ScalaTest-related videos

Simplicity in Scala Design

In this talk from the Northeast Scala Symposium on Feb 8, 2013, Bill Venners focuses on how to achieve simplicity in Scala library, DSL, and application design. It highlights general principles that can be applied to any programming language, and shows specific techniques that can be used in Scala to "implement" the general principles. This talk gives you a set of concrete guidelines (which guide the design of ScalaTest and Scalactic) that can help you manage complexity in your Scala projects.

  The guidelines from this talk
  • Design for busy teams.
  • Make it obvious, guessable, or easy to remember.
  • Design for readers, then writers.
  • Make errors impossible, or difficult.
  • Exploit familiarity.
  • Document with examples.
  • Minimize redundancy.
  • Maximize consistency.
  • Use symbols when your users are already experts in them.
  • Minimize the magic.

The Trouble with Tests

Tests provide benefits, but also incur costs. Tests can help you achieve and maintain desired levels of software quality, but they take time (and therefore cost money) to write, compile, and run. They can give you confidence to perform needed refactoring, but can slow you down during refactors that break many tests. And although they can help you find bugs, they can't prove the absence of bugs.

So how do you maximize the return on your investment in tests? In this talk from the ScalaDays conference on June 17, 2014, Bill Venners, lead developer of ScalaTest, tackles this question and give his opinions. You'll come away with a set of specific guidelines that can help you decide how best to employ testing in your projects.

  The guidelines from this talk
  • Think of programming as investing.
  • Write focused tests with descriptive names.
  • Beware duplication in tests!
  • Don't overspecify in tests.
  • Transform human errors into type errors.
  • Throw exceptions only at humans, never at code.
  • Minimize pre-conditions.

And on tests versus types:

Tests can only find your code not guilty. They can't prove it innocent.
Types can only "prove innocence" to the extent they are tested.

Equality for All

The Java platform defines a notion of universal equality in the equals method of java.lang.Object: because the type of the parameter passed to equals is java.lang.Object, any object can be compared for equality with any other object. This allows different types that represent the same (or compatible) concepts to be compared for equality (such as Int and BigInt, or Vector[Int] and List[Int]), but also allows comparisons to compile that will always fail at runtime (such as Int and String).

In this talk from the Scala by the Bay conference on August 8, 2014, Bill Venners discusses work in progress on ScalaTest and Scalactic to make equality comparisons in Scala safer.

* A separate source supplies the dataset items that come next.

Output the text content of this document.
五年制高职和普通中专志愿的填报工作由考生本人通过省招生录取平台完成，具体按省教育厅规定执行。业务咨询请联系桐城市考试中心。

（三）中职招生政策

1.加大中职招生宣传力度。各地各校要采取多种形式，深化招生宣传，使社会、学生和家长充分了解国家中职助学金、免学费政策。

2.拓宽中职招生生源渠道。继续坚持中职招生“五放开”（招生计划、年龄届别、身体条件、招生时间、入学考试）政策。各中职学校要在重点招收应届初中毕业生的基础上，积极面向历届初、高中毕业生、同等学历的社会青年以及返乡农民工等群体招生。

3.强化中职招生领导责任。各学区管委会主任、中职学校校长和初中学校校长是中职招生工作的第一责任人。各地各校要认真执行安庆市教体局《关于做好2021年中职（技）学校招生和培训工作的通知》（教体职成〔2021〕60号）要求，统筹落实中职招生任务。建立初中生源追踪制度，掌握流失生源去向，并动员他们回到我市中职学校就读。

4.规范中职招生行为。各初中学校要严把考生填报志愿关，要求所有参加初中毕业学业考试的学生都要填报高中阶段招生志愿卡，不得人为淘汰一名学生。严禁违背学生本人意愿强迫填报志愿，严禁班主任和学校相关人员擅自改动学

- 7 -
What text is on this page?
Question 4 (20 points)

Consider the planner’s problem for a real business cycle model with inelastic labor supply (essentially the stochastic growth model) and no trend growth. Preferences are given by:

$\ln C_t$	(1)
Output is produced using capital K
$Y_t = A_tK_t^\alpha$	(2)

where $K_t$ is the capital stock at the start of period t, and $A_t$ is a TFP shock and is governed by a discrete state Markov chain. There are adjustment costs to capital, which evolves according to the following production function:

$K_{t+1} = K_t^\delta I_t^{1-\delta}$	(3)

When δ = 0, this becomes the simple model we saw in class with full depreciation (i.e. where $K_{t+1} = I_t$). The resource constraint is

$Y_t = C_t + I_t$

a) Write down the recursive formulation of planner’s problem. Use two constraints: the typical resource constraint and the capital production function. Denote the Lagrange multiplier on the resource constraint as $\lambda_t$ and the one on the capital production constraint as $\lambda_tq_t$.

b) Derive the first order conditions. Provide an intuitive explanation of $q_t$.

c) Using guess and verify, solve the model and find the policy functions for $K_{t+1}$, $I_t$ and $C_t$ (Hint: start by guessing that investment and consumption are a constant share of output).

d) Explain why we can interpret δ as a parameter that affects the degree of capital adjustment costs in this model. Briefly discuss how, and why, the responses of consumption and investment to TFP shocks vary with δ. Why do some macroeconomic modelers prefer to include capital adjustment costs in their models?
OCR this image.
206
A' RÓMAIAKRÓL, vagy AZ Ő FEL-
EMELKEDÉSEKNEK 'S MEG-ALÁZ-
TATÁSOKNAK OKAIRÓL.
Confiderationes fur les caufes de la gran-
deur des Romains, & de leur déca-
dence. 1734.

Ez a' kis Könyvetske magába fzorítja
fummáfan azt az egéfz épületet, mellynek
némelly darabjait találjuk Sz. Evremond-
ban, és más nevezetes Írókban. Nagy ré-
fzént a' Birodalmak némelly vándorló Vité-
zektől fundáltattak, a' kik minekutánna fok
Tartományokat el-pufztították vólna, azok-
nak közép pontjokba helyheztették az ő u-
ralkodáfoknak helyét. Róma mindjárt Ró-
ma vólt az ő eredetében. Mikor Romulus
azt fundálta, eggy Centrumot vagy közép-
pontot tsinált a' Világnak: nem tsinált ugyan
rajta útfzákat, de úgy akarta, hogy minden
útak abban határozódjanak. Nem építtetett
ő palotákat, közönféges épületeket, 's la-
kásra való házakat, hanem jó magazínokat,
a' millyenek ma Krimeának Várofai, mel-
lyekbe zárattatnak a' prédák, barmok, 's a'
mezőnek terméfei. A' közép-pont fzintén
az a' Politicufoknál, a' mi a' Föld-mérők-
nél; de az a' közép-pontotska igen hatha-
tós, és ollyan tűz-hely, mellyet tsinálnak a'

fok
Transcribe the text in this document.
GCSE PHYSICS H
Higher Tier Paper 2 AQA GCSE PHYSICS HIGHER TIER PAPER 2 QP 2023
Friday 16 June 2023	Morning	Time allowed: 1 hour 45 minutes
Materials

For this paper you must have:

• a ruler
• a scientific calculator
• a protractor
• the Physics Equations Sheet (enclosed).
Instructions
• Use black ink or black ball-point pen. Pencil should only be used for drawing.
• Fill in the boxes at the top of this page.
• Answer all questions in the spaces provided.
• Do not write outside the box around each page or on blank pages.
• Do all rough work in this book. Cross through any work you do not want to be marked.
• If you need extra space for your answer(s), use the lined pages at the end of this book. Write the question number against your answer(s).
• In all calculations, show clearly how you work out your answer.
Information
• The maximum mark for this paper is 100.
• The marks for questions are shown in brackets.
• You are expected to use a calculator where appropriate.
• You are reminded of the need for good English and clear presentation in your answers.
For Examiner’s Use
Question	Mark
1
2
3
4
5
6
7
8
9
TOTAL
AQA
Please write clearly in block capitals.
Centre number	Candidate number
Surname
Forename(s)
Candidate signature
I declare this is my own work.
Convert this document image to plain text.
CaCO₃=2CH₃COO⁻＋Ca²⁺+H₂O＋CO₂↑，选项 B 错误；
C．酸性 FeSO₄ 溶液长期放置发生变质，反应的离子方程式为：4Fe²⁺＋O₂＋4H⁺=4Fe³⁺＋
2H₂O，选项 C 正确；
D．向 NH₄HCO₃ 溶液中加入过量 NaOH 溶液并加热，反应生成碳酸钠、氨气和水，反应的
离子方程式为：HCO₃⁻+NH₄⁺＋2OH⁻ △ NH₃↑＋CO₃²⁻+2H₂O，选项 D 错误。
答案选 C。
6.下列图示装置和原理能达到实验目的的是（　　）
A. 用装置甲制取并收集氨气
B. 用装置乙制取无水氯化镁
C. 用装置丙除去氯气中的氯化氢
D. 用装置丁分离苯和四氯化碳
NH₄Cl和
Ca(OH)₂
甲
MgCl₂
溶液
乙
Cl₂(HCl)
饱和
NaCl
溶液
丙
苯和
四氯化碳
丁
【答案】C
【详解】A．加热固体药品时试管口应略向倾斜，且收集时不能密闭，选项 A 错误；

  Highlights from this talk
  • Equivalence classes in Set theory, Java, and Scala.
  • Java's equals contract.
  • Cooperative equality.
  • Alternate equality.
  • Candidate rules for equality comparison type errors.
  • How to deal with implicit conversions.
  • "Enabled" equality.

Implicit Conversions => Implicit Parameters

In this talk from the ScalaExchange conference on Dec 2, 2013, Bill Venners tells the story of the journey from a design that leaned towards implicit conversions in ScalaTest 1.0 to one that emphasizes implicit parameters in ScalaTest and ScalaUtils 2.0. Using primarily demos in the Scala REPL, Bill shows several use cases and applications of implicit parameters that will help you understand the tradeoffs between implicit conversions and parameters and how to take advantage of implicit parameters in your own designs.

  Highlights of this talk
  • Implicit parameters are good for configuring, customizing, constraining, and enabling
  • Patience configuration for eventually
  • Better error messages with assert macros
  • Normalization typeclass
  • Equality typeclass
  • Tolerance with +-
  • Explicitly DSL
  • Tunable type checks with ===
  • Matcher syntax enablers
  • Containing and Aggregating typeclasses

Hidden Gems in ScalaTest

ScalaTest 2.0 is a vast enough forest that it is hard to see all the useful trees. In this talk from the ScalaExchange conference on Dec 3, 2013, Bill Venners guides you through ScalaTest 2.0 by pointing out lesser-known features of the testing toolkit that can help you get stuff done. You'll gain insight into what ScalaTest offers, why ScalaTest is designed the way it is, and how you can get more out of it.

  Highlights of this talk
  • The Length typeclass and a puzzle
  • Something interesting to do with matchers that would give away the puzzle if I said more
  • Inspecting nested collections with forAll, forEvery, forAtMost, forAtLeast, forExactly, forBetween.
  • Inspector shorthands all, every, no, atMost, atLeast, exactly, between.
  • Annotating test classes to tag all tests.
  • Help for hanging or flickering tests.
  • Getting the word out with info, markup, note, and alert.
  • Reminders of failed and canceled tests in "string" Reporters.
  • How lazy MatchResults killed three birds with one brush stroke.